La Ville De Bamenda, Cameroun Governor, Adolphe Lele Lafrique has been on the field to reassure inhabitants of measures for normal

Fri, 25 Nov 2016 Source: Cameroon Tribune

In the backdrop of uneasy calm, taxis, commercial motorcycles and interurban transport buses are back on the streets of Bamenda after the disorder that paralyzed economic activities on November 21st and 22nd, 2016.

Banks and shops whose doors were shot during the disorder are equally back to life with inhabitants going about their activities after days of stress during which trekking was in vogue with taxis, commercial motorcycles and interurban transport agencies off the streets.

Violent outburst by some youths who erected barricades on the streets did not help matters. They were on the streets protesting the bumpy or ugly state of the city’s road infrastructure, poor work that is not helping matters on the rehabilitation of the City’s old water system and regular energy black outs.

Away from the streets, the strike action called by Teachers’ Trade Unions is still to permit effective teaching and learning process. In effect, teaching and learning continues to suffer as teachers, pupils and students remain rare to find in virtually all schools of the city and the University of Bamenda. Academic activities have been boycotted since November 21, 2016 and Teachers’ Trade Union leaders feature abundant literature protesting what they argue is marginalization and attempts to assimilate the Anglo Saxon sub-sector of education in Cameroon. They appear at a loss that some of the brightest GCE Advanced Level students cannot qualify for the Medical school in the University of Buea, Bamenda and other professional schools, which they think, were created to serve their interest, just because they are required to know someone or have money to facilitate the process.

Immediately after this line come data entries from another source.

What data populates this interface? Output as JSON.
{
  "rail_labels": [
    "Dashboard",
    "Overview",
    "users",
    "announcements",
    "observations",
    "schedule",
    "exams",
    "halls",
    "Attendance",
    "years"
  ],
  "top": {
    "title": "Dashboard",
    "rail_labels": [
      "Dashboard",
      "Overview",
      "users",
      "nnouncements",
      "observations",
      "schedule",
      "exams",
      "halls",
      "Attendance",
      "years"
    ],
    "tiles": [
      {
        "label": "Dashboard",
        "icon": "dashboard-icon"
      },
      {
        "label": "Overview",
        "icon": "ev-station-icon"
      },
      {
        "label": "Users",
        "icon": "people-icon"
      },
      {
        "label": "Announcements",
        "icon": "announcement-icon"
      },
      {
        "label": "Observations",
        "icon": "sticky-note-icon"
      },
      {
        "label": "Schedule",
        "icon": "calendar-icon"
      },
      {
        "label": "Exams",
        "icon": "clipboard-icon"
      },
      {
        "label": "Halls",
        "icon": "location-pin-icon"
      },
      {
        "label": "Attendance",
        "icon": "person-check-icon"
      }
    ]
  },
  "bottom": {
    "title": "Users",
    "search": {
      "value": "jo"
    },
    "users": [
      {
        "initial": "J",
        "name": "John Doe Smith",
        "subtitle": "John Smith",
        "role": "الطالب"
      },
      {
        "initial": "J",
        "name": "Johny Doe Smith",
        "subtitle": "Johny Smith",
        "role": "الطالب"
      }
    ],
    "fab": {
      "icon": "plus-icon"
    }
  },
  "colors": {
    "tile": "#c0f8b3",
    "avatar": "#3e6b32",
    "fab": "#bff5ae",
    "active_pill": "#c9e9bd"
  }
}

In the short and long of it, the Teachers’ Trade Unions argue that it is not an issue against Francophones, but a crusade against the mismanagement of Anglophone cultural values in the nation’s bi-cultural set-up. They stress that it is not a struggle between English speaking and French speaking children of Cameroon but an effort to correct structural and systematic mistakes or injustices that impose a beggarly life on Anglophones.

It was against this backdrop that on November 23, 2016, North West Governor, Adolphe Lele Lafrique went sizing up the situation, prescribing a door-to-door approach to advice inhabitants against disorder and reassuring the population of the government’s commitment to give dialogue, peace and order a chance in the City and neighbourhoods. The Governor made stopovers at the Mile 90 Check Point on the Bamenda-Bali-Batibo highway, Bamenda main market, the Matazen gateway into the North West Region in Santa Subdivision, Nkwen and Mankon Fon's palaces.